The Cuckoo’s Calling



I downloaded The Cuckoo’s Calling pretty much like a lot of people I guess, the weekend it was revealed that Robert Galbraith was a pseudonym for JK Rowling, I started reading it that weekend but then got distracted by other books. Well I’ve finished it now and it wasn’t half bad, I can see why lots of people were (apparently) saying before Galbraith’s true identity was revealed that they couldn’t believe The Cuckoo’s Calling was a first novel and that Galbraith was probably a pseudonym for someone already published. I particularly liked and agreed with a comment I read somewhere that although terribly sexist is probably a little bit true, that the clothes in the book were surprisingly well described for a man.

For those that don’t know, The Cuckoo’s Calling is a crime novel set in London around the time of the Afghanistan War and Gordon Brown’s downfall from government (I’m curious, was that when JK Rowling actually wrote The Cuckoo’s Calling? I’ve read somewhere that she didn’t stop writing after the last Harry Potter and she had a backlog of several novels she’d already written. Or is there a deliberate reason for setting the, what is surely to become a series, a scant few years in the past, I can get the link with the Afghanistan War, as Galbraith’s main character Strike is a recent injured veteran of the war but soldiers still sadly get injured to the present day, so the novel could have been dated more recently I guess. And then there’s the references to Gordon Brown’s downfall, maybe in the next novel (I think there is meant to be one) Strike gets involved in something vaguely political with the newly formed coalition government, yum I can imagine Rowling doing that well). Anyway, in The Cuckoo’s Calling a virtually penniless and new homeless private detective, Cormoran Strike, is lumbered by accident with a secretarial temp, Robin, for a week, just as a new case comes in. The bereaved brother of a supermodel who had recently committed a high profile suicide, is convinced she was actually murdered and wants Strike to investigate. Strike is pushed into a world he has a very brief passing familiarity with, as he was until recently engaged to a very well off girlfriend and he’s the illegitimate son of an ageing rock star. As he investigates the last few days of Lula, the supermodel’s at the surface glamorous life, he discovers family feuds, unreliable famous boyfriends and the insane pressure of the paparazzi.

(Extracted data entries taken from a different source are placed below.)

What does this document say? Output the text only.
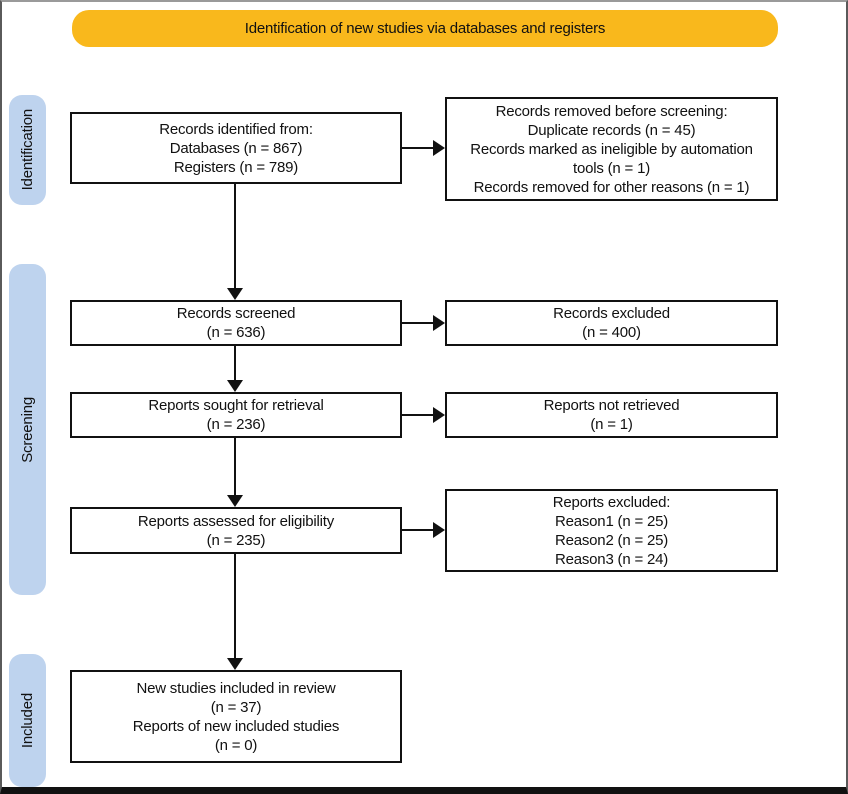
Identification of new studies via databases and registers
Identification
Screening
Included
Records identified from:
Databases (n = 867)
Registers (n = 789)
Records screened
(n = 636)
Reports sought for retrieval
(n = 236)
Reports assessed for eligibility
(n = 235)
New studies included in review
(n = 37)
Reports of new included studies
(n = 0)
Records removed before screening:
Duplicate records (n = 45)
Records marked as ineligible by automation tools (n = 1)
Records removed for other reasons (n = 1)
Records excluded
(n = 400)
Reports not retrieved
(n = 1)
Reports excluded:
Reason1 (n = 25)
Reason2 (n = 25)
Reason3 (n = 24)
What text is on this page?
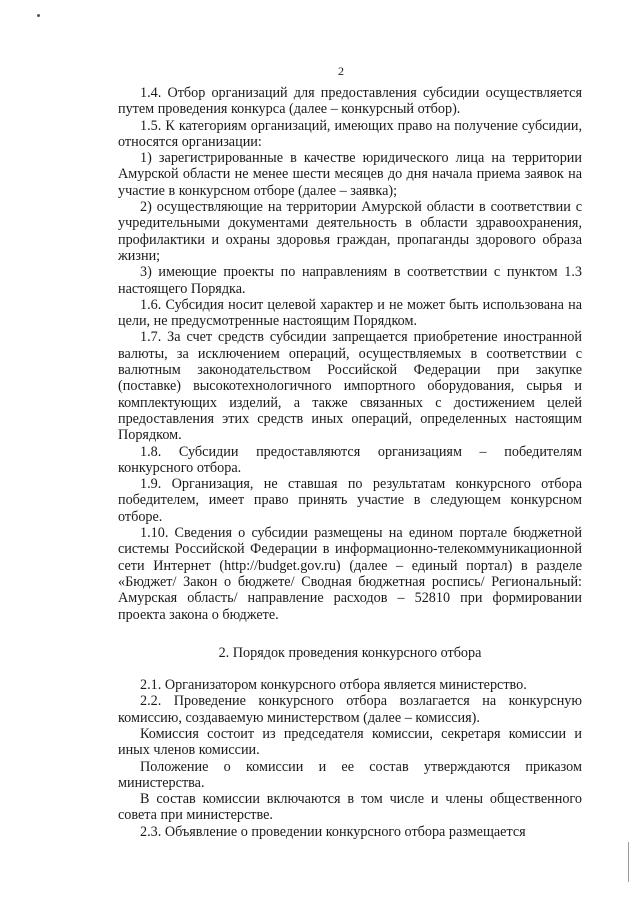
2

1.4. Отбор организаций для предоставления субсидии осуществляется путем проведения конкурса (далее – конкурсный отбор).

1.5. К категориям организаций, имеющих право на получение субсидии, относятся организации:

1) зарегистрированные в качестве юридического лица на территории Амурской области не менее шести месяцев до дня начала приема заявок на участие в конкурсном отборе (далее – заявка);

2) осуществляющие на территории Амурской области в соответствии с учредительными документами деятельность в области здравоохранения, профилактики и охраны здоровья граждан, пропаганды здорового образа жизни;

3) имеющие проекты по направлениям в соответствии с пунктом 1.3 настоящего Порядка.

1.6. Субсидия носит целевой характер и не может быть использована на цели, не предусмотренные настоящим Порядком.

1.7. За счет средств субсидии запрещается приобретение иностранной валюты, за исключением операций, осуществляемых в соответствии с валютным законодательством Российской Федерации при закупке (поставке) высокотехнологичного импортного оборудования, сырья и комплектующих изделий, а также связанных с достижением целей предоставления этих средств иных операций, определенных настоящим Порядком.

1.8. Субсидии предоставляются организациям – победителям конкурсного отбора.

1.9. Организация, не ставшая по результатам конкурсного отбора победителем, имеет право принять участие в следующем конкурсном отборе.

1.10. Сведения о субсидии размещены на едином портале бюджетной системы Российской Федерации в информационно-телекоммуникационной сети Интернет (http://budget.gov.ru) (далее – единый портал) в разделе «Бюджет/ Закон о бюджете/ Сводная бюджетная роспись/ Региональный: Амурская область/ направление расходов – 52810 при формировании проекта закона о бюджете.

2. Порядок проведения конкурсного отбора

2.1. Организатором конкурсного отбора является министерство.

2.2. Проведение конкурсного отбора возлагается на конкурсную комиссию, создаваемую министерством (далее – комиссия).

Комиссия состоит из председателя комиссии, секретаря комиссии и иных членов комиссии.

Положение о комиссии и ее состав утверждаются приказом министерства.

В состав комиссии включаются в том числе и члены общественного совета при министерстве.

2.3. Объявление о проведении конкурсного отбора размещается
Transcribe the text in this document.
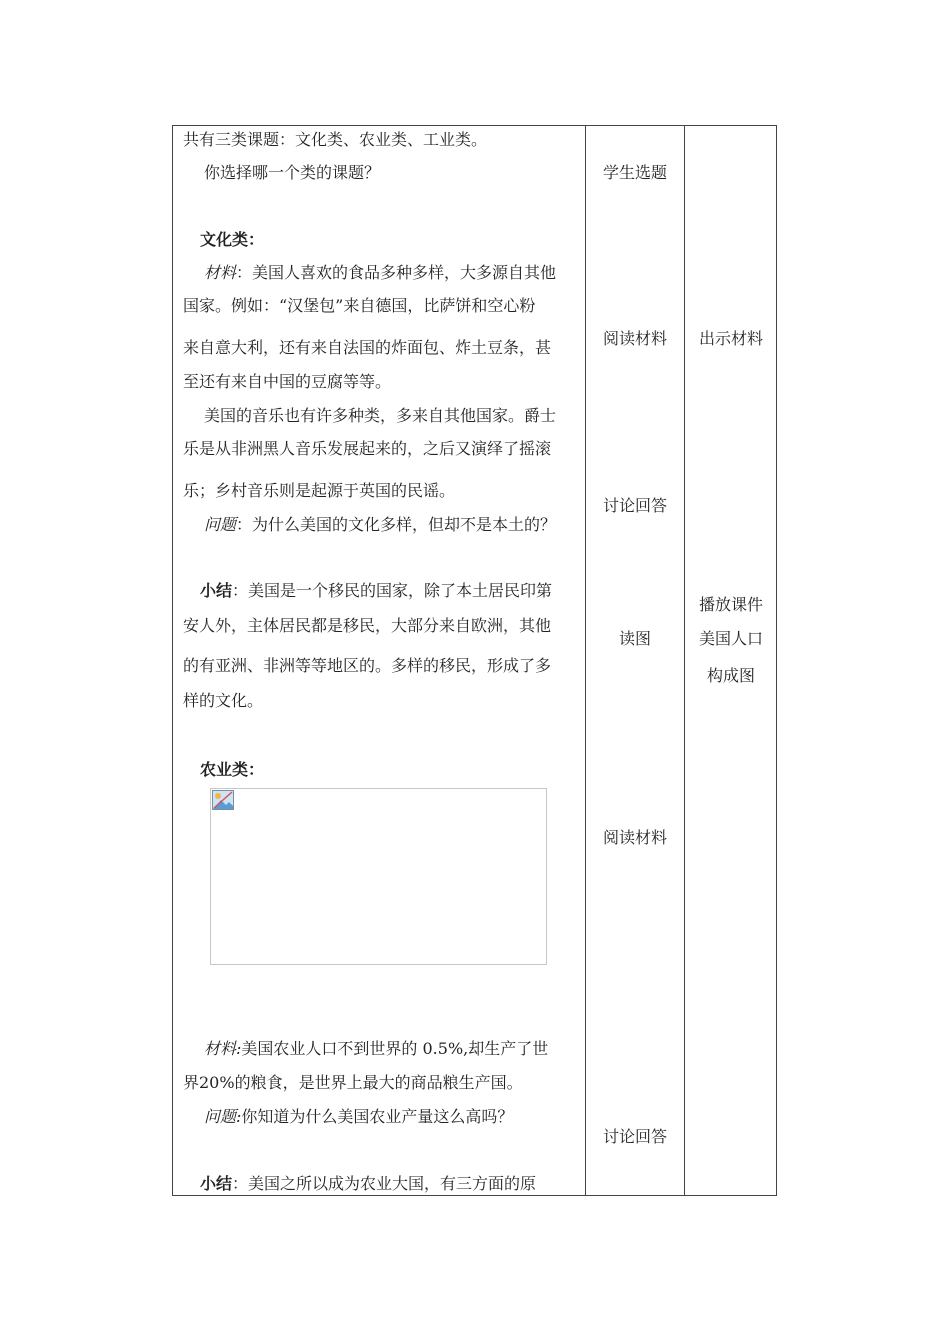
共有三类课题：文化类、农业类、工业类。
你选择哪一个类的课题？
文化类：
材料：美国人喜欢的食品多种多样，大多源自其他
国家。例如：“汉堡包”来自德国，比萨饼和空心粉
来自意大利，还有来自法国的炸面包、炸土豆条，甚
至还有来自中国的豆腐等等。
美国的音乐也有许多种类，多来自其他国家。爵士
乐是从非洲黑人音乐发展起来的，之后又演绎了摇滚
乐；乡村音乐则是起源于英国的民谣。
问题：为什么美国的文化多样，但却不是本土的？
小结：美国是一个移民的国家，除了本土居民印第
安人外，主体居民都是移民，大部分来自欧洲，其他
的有亚洲、非洲等等地区的。多样的移民，形成了多
样的文化。
农业类：
材料:美国农业人口不到世界的 0.5%,却生产了世
界20%的粮食，是世界上最大的商品粮生产国。
问题:你知道为什么美国农业产量这么高吗？
小结：美国之所以成为农业大国，有三方面的原
学生选题
阅读材料
讨论回答
读图
阅读材料
讨论回答
出示材料
播放课件
美国人口
构成图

So far going on the two adult books JK Rowling has published, she really likes her themes, in The Casual Vacancy it’s very much about the benefits of the social state and the society divide, in The Cuckoo’s Calling it’s about how rich or poor, lives can still be equally miserable and the pressures of the press. JK Rowling’s own personal story is so well known, it is perhaps easier to see how her life has influenced what she writes (you can see it in Harry Potter), there are few novelists I am aware of their personal story, so perhaps I’m reading loads of books where the lives of the authors are obvious in what they write about but as I’m unaware of those authors lives I can’t see it. Or maybe JK Rowling particularly draws on her life and her strong political / social views more than a lot of other novelists? Either way she needs to keep going, we need people, particularly authors with a large audience, to get stories about how society is today, out there.

Anyway, back to the actual book, I’m not a massive crime novel fan, I used to be, when I was in my twenties, but sort of ‘grew out of them’ (actually, I think I find them a little bit scary, in a scarily realistic way, I’d much rather read about zombies rampaging across London than some more random woman getting murdered in the street). But I liked The Cuckoo’s Calling, it was refreshing reading a crime novel about a private detective instead of just another cop and I particularly liked the burgeoning relationship between Strike and Robin. I really hope it’s true that there will be more Cormoran Strike books but what I think I’d really like, is if there’s a TV series, as I was reading The Cuckoo’s Calling, I couldn’t help but imagine it as some beautifully shot (you know, one of those limited colour palette, long lingering shots over the London skyline sort of things) two parter.

***(out of 5 stars, but a lowish score probably because I just don’t particularly like crime novels full stop).